Conservator Marja Bosma, die meer dan dertig jaar het beleid en de collectie van het Centraal Museum in Utrecht mede vormgaf, is op 4 augustus overleden. In maart 2023 presenteerde zij nog haar afscheidstentoonstelling Ik ga weg — een compacte maar veelzeggende keuze uit werk van kunstenaars met wie zij intensief samenwerkte of die zij zelf aanschafte. Bezoekers zagen onder meer Tejo Remys Melkflessenlamp, Lieven Hendriks’ Silver Lining, Frank Halmans’ stofzuigerflat, Roland Sohiers Madhatternijntje, Marlene Dumas’ Ophelia en Robbie Cornelissens When the Circus Comes to Town II; samen vatten deze stukken Bosma’s smaak en haar belang voor hedendaagse kunst in de stad.

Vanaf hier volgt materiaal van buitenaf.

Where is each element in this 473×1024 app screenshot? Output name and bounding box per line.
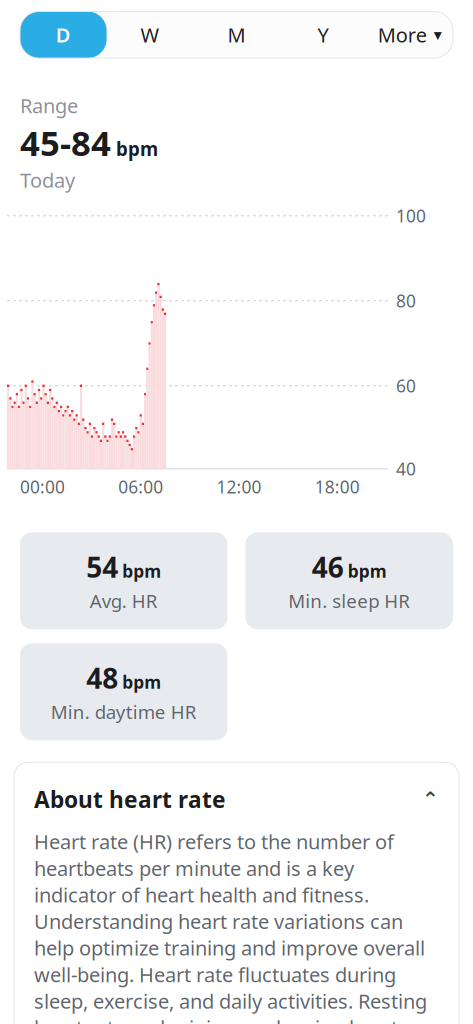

Wielaert blikt in zijn gesprek met haar terug op Bosma’s loopbaan van 33 jaar, waarin zij het museum zowel inhoudelijk als organisatorisch vormgaf. Ze gaf het Centraal Museum een duidelijke, eigen toon: publiek aansporen goed te kijken en de essentie van het maken te doorgronden. Haar aloude adagium — dat het museum moet fungeren als “de haard van de stad” — illustreert hoe zij het instituut wilde verbinden met Utrecht en diens kunstenaars.

De tekst bevat meerdere anekdotes die haar gedurfde en theatrale aanpak laten zien. Een memorabel voorbeeld is een experiment met kunstenaar Peter Zegveld, waarbij buizen gevuld met verf en buskruit werden laten ontploffen; het kunstproject maakte zulke indruk dat het door betrokkenen nog lang werd herinnerd als een van Bosma’s grote ‘klappers’. Collega-directeuren en medewerkers, onder wie Sjarel Ex (die haar naar het museum haalde), Edwin Jacobs en Bart Rutten, roemden haar toewijding, kritisch vermogen en loyaliteit aan kunstenaars. Jacobs citeert haar beeld van het museum als een apparaat dat moet werken; bij Rutten werd haar inzet als reden genoemd om juist in Utrecht te gaan werken.

Bosma’s culturele wortels in de jaren ’60 en ’70 kwamen samen in haar bundel De geest moet waaien, die herinneringen en visies bevat waaruit haar open, soms provocerende houding blijkt. Ze pleitte tot het einde voor ambitie: het museum moest groter denken en praktisch beter worden gehuisvest. Ze opperde concrete ideeën — een poortgebouw aan de Agnietenstraat, een dependance of ‘Stedelijk Museum’ voor Utrecht, gebruik van vrijkomende panden zoals het politiebureau bij het Ledig Erf — omdat het huidige gebouw volgens haar problematisch bleef en de hedendaagse kunst er te weinig ruimte kreeg.

Wielaert merkt op dat de afscheidstentoonstelling, ondanks haar bescheiden omvang, treffend het spoor van Bosma in het museum laat zien: haar aankopen, haar relaties met kunstenaars en haar voorkeur voor prikkelende presentatie. Het Centraal Museum prijst op zijn website haar blijvende bijdrage aan visie, collectie, tentoonstellingen en organisatie. Bosma liet het museum niet alleen met een nalatenschap van objecten en tentoonstellingen achter, maar ook met ideeën en een onmiskenbare stempel op de cultuur van Utrecht.